Adela, mi hermana, no está bien.
Mejor dicho: está loca, pensó Borja Prado mientras se cepillaba los dientes frente al espejo de un baño con
doble lavamanos; un cuarto pensado para una vida que él ansía. Sabía que todo aquello sería suyo. Y no
porque tuviese un plan, que lo tenía, sino porque no existía una opción
distinta.Salió a correr a las siete y media
de una mañana en la que su único combustible, lo que engrasaba las piezas de su
alma estropeada, era no ser nada distinto de lo que esperaba de sí mismo: una
victoria rotunda de la voluntad y la disciplina. Pero su hermana, sabía él, no
era capaz. A ella sólo le importa su hambre. Ese espíritu con el que nació y
que tanto le irrita. Su preparador físico le
repite todos los días lo mismo: disciplina, disciplina, disciplina. Él obedece.
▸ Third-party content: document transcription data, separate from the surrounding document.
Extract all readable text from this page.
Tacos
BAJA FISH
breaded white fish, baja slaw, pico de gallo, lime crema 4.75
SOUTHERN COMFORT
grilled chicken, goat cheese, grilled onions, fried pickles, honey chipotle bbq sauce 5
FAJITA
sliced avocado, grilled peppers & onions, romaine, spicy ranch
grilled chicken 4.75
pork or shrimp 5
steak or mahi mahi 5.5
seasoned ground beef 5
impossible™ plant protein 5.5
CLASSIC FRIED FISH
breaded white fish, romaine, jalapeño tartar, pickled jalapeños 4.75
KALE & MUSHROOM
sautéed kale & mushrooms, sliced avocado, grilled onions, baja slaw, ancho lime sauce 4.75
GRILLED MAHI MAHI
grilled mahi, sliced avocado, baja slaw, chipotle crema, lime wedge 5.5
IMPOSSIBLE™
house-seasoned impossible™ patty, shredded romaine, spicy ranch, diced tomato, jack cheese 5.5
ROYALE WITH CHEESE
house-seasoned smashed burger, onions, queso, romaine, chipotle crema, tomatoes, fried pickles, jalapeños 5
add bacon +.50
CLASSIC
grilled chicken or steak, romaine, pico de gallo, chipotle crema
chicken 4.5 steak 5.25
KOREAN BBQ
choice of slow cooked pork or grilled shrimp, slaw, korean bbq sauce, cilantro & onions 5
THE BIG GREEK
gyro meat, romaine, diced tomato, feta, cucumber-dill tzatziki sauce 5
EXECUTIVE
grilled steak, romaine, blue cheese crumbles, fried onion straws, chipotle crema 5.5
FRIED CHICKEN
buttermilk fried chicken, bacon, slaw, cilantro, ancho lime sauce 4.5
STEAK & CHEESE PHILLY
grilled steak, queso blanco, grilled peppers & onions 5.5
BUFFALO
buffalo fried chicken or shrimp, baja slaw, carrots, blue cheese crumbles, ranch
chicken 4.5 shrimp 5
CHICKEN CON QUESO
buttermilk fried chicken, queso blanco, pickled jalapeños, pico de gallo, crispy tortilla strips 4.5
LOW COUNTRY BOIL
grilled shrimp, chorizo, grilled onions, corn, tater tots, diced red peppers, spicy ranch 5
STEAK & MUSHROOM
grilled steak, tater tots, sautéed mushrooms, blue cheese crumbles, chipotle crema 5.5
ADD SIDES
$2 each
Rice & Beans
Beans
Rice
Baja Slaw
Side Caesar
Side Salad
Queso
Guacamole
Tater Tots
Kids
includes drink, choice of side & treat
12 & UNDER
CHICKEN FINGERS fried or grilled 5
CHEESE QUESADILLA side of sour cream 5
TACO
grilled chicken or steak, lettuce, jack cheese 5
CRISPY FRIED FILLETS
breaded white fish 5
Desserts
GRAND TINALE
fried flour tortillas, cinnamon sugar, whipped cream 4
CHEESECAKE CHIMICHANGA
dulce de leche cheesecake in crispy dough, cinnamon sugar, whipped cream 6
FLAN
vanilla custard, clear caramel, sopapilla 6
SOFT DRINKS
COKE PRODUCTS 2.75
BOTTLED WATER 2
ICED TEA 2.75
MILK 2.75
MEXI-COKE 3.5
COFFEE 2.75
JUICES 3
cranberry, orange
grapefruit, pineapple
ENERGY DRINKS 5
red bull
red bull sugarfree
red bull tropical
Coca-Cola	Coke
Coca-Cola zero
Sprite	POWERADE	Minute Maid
Se obedece a sí mismo. Porque él es lo único que tiene. Piensa mientras mira su
bolsa con palas de padel y examina un abdomen que será plano. A eso se
aferrará, mientras llega su futuro. Y no es que no quiera a su hermana. Pero
Adela le recuerda todo aquello cuando le repele. Porque ella lo único que
ansía es eso: matarse, matarse, matarse. Está rodeado: de perdedores, suicidas
y cobardes; de porristas cojas que se entusiasman con el sonido que produce una
pala al raspar la tierra y que se arrojan a la fosa dando saltitos alrededor
del sepulturero. Pero él no quiere
morir. Él no morirá. Será el dueño de la colina más alta. El hombre que cincele
diez mandamientos nuevos en las tablillas de su abdomen.